Чувствуя, что атмосфера накаляется, мама старалась греметь посудой, чтобы заглушить голоса, но сквозь тонкие стены было слышно каждое слово. Васселен отвечал сладким голосом:
— Я женился на тебе по любви, Пола. И если изменял тебе, то опять-таки по любви. Верь мне, Пола, я изменял только с теми женщинами, которые похожи на тебя, да, Пола, похожи на тебя больше, чем ты сама на себя похожа. Попробуй-ка это объяснить, дорогая!
— Ох, — стонала г-жа Васселен, — делай что хочешь, негодяй, только оставь в покое бедного ребенка.
— Бедного? — сурово вопрошал Васселен. — Ну да, бедного духом. Блаженны нищие духом.
— Оставь его, — вопила мать, выйдя из себя.
— Я не стыжусь его, я о нем горюю. Он идиот. Ну что ж, это мой крест. В каждой семье есть свой идиот, свой эпилептик, сифилитик, чахоточный, мошенник, своя потаскуха. А у кого в семье их нет, так скоро будут. Господь справедлив.
Голос звучал все громче, все трагичнее, совсем как в театре. И вдруг раздавался грохот, звон посуды. Трещали полы, сотрясались стены. Дезире начинал стонать и молить о пощаде.

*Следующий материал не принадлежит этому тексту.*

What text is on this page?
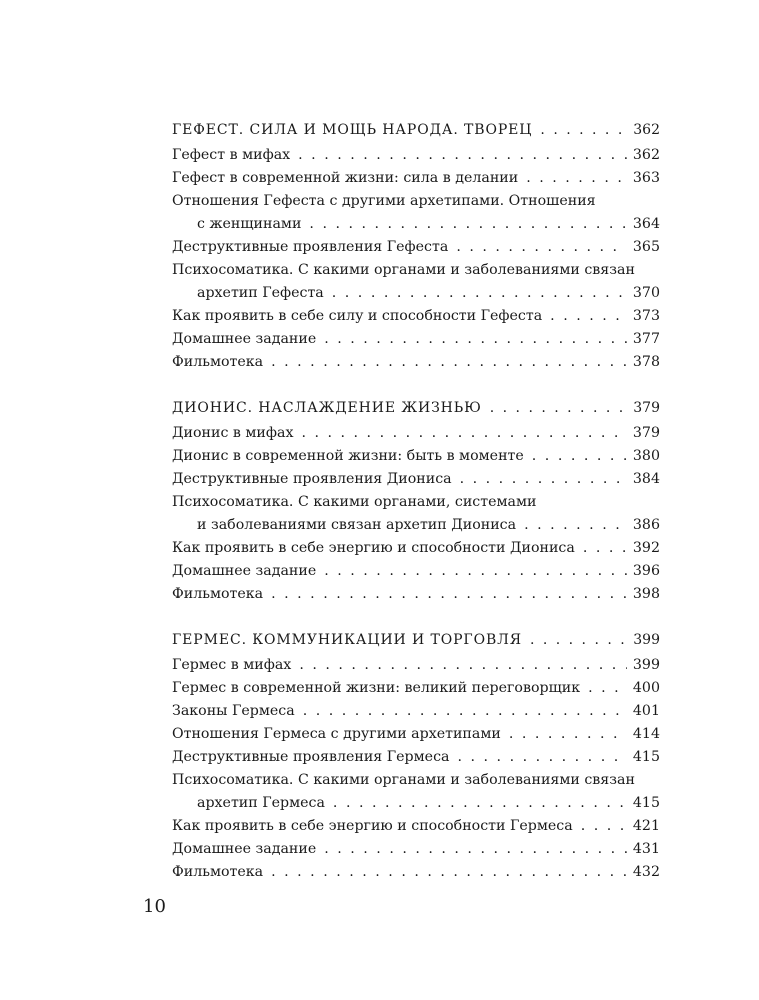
ГЕФЕСТ. СИЛА И МОЩЬ НАРОДА. ТВОРЕЦ
. . .	362
Гефест в мифах
. . .	362
Гефест в современной жизни: сила в делании
. . .	363
Отношения Гефеста с другими архетипами. Отношения
с женщинами
. . .	364
Деструктивные проявления Гефеста
. . .	365
Психосоматика. С какими органами и заболеваниями связан
архетип Гефеста
. . .	370
Как проявить в себе силу и способности Гефеста
. . .	373
Домашнее задание
. . .	377
Фильмотека
. . .	378
ДИОНИС. НАСЛАЖДЕНИЕ ЖИЗНЬЮ
. . .	379
Дионис в мифах
. . .	379
Дионис в современной жизни: быть в моменте
. . .	380
Деструктивные проявления Диониса
. . .	384
Психосоматика. С какими органами, системами
и заболеваниями связан архетип Диониса
. . .	386
Как проявить в себе энергию и способности Диониса
. . .	392
Домашнее задание
. . .	396
Фильмотека
. . .	398
ГЕРМЕС. КОММУНИКАЦИИ И ТОРГОВЛЯ
. . .	399
Гермес в мифах
. . .	399
Гермес в современной жизни: великий переговорщик
. . .	400
Законы Гермеса
. . .	401
Отношения Гермеса с другими архетипами
. . .	414
Деструктивные проявления Гермеса
. . .	415
Психосоматика. С какими органами и заболеваниями связан
архетип Гермеса
. . .	415
Как проявить в себе энергию и способности Гермеса
. . .	421
Домашнее задание
. . .	431
Фильмотека
. . .	432
10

— Улицы служат для того, чтобы проходить по ним, дети мои, а не для того, чтобы играть. Не задерживайтесь на улице, умоляю вас на коленях! И будьте осторожны. Остерегайтесь колясок и повозок, каждый день они давят колесами маленьких детей. Берегитесь собак: уж тебе-то, Лоран, это известно на горьком опыте. Бойтесь пьяниц. Остерегайтесь незнакомых людей; если с вами кто-нибудь заговорит, отвечайте вежливо: «Да, сударь. Нет, сударь», а сами пускайтесь наутек.
Так говорила наша мама, но все ее доводы были напрасны. Что значили для нас опасности парижских улиц по сравнению с их соблазнами. Едва выйдя из школы, мы устремлялись вперед по нагретым солнцем тротуарам, точно молодые ищейки, принюхиваясь к волнующим запахам городских джунглей. Я так любил улицу Верцинге-торикс, улицу Шато, Западную улицу, и если бы мне довелось после смерти вернуться туда и витать незрячим привиденьем, то я узнал бы по запахам родные места, где протекало мое детство. Благоухание фруктовой лавки, свежее, пряное, которое к вечеру ослабевает, сменяясь душком болотной сырости, увядшей зелени, гниющих плодов. Дым прачечной, пахнущий паленым бельем, сушилкой, потным женским телом. Затхлый дух мясной лавки, насыщенный испарениями бычьей крови, противным и жутким запахом зарезанных животных; смолистый аромат сосновых опилок, рассыпанных по плиточному полу. Острый запах открытых банок краски, исходящий из пустой лавки, которую заново перекрашивают. Симфония ароматов бакалейного магазина, разнообразных, стойких, приносящих вести о далеких странах, известных мне только по книгам. Букет лекарственных запахов, доносящийся из аптеки, озаренной на исходе дня красным и синим пламенем, трепещущим в стеклянных шарах. Дыхание булочной, спокойное, теплое, материнское. Я бродил по улицам, раздувая ноздри, жадно вдыхая дуновение ветра.
В конце улицы Шато вздымались, как торжественный животворный фимиам, запахи поездов и паровозов. В те отдаленные времена улицу пересекал железнодорожный путь. Повозки и коляски подолгу ждали перед закрытым шлагбаумом, пока маневрировали составы; в воздухе висела ругань возчиков и кучеров. Пешеходы, более счастливые, могли перебраться на улицу Котантен и на пустыри у бульвара Вожирар по хрупкому мосточку, который с грацией козочки перепрыгивал через железнодорожные рельсы.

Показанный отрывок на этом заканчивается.